It was a treat — but also an educational school trip. Howard has been home schooling Spencer, a fifth-grader, for three years.
She’s one of many home-schooling parents who’ve been offering help and advice to families taking on more teaching, whether that’s for good, or until they can return to traditional school in person.
“I’ve been asking other parents I know that are home-schoolers,” Howard says. “They’ve been asking me questions, too.”
Amid confusion over how to handle schooling this year, interest in alternatives to traditional education is exploding. “There are definitely a lot more people interested in home-schooling. We are getting tons of people signing up,” says Sara Cammeresi, a home-schooling mom and a steering-committee member of the Seattle Homeschool Group, which offers support and networking for Seattle home-schoolers.
Some of the parents she’s heard from are taking the plunge into full-time home schooling, while others are looking for ideas as they implement hybrid options.

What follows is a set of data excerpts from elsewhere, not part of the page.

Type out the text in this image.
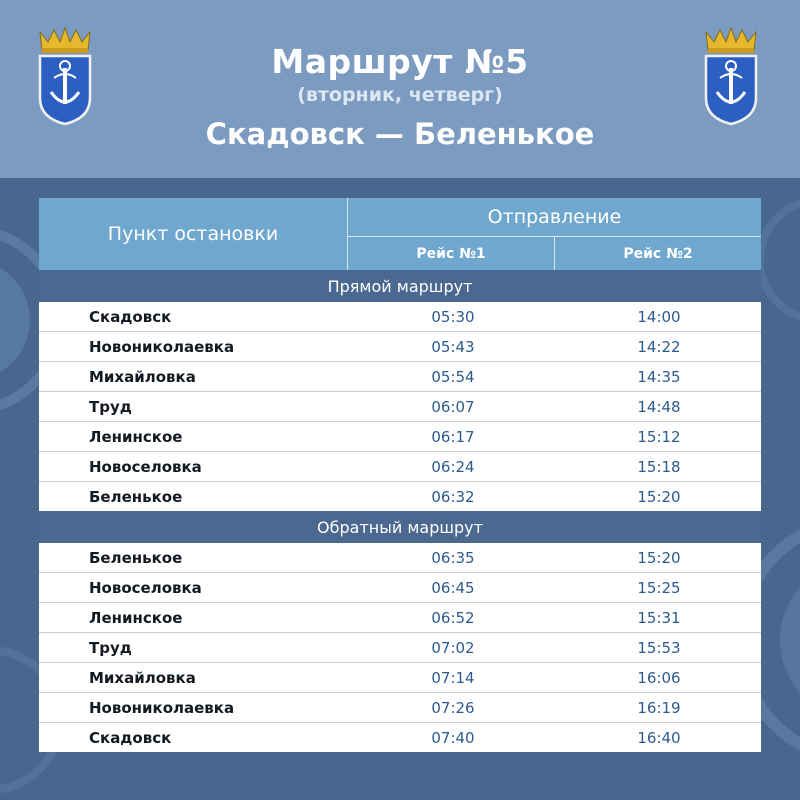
Маршрут №5
(вторник, четверг)
Скадовск — Беленькое
Пункт остановки
Отправление
Рейс №1	Рейс №2
Прямой маршрут
Скадовск	05:30	14:00
Новониколаевка	05:43	14:22
Михайловка	05:54	14:35
Труд	06:07	14:48
Ленинское	06:17	15:12
Новоселовка	06:24	15:18
Беленькое	06:32	15:20
Обратный маршрут
Беленькое	06:35	15:20
Новоселовка	06:45	15:25
Ленинское	06:52	15:31
Труд	07:02	15:53
Михайловка	07:14	16:06
Новониколаевка	07:26	16:19
Скадовск	07:40	16:40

“We wouldn’t be doing this if we didn’t genuinely believe in it and how it works, but we’re happy to share what we’ve learned” with nonhome-school parents, Cammeresi says.
Home-schoolers are facing their own challenges. Many of the museums and libraries they rely on for interactive activities are closed. They can’t meet up and socialize at local parks as they used to.
And helping other parents, especially those whose kids are in traditional school, can get overwhelming. As the Seattle Homeschoolers group on Facebook notes in its introductory text for prospective members: “We welcome those who are homeschool-curious. If you fall into this category, please be respectful of the labor every single home-school family puts into the work of home schooling.”
Home-schoolers have long helped each other navigate the many facets of educating kids. They give advice on choosing curricula and share resources, and might divide up teaching duties.
Howard recently had a videoconference with about 10 other parents, discussing which school subjects each could take a turn overseeing this year. “We can do different things, which is really cool,” she says.
The good news for all parents is that many museums and other organizations are bringing programming online, opening those programs up to more and more students.
A few of Howard’s favorite resources: Outschool, DigiPen Institute of Technology and Khan Academy present online classes and camps; Seattle-based nonprofit Pacific Marine Research used to take kids out on the water and now has a slate of online programs.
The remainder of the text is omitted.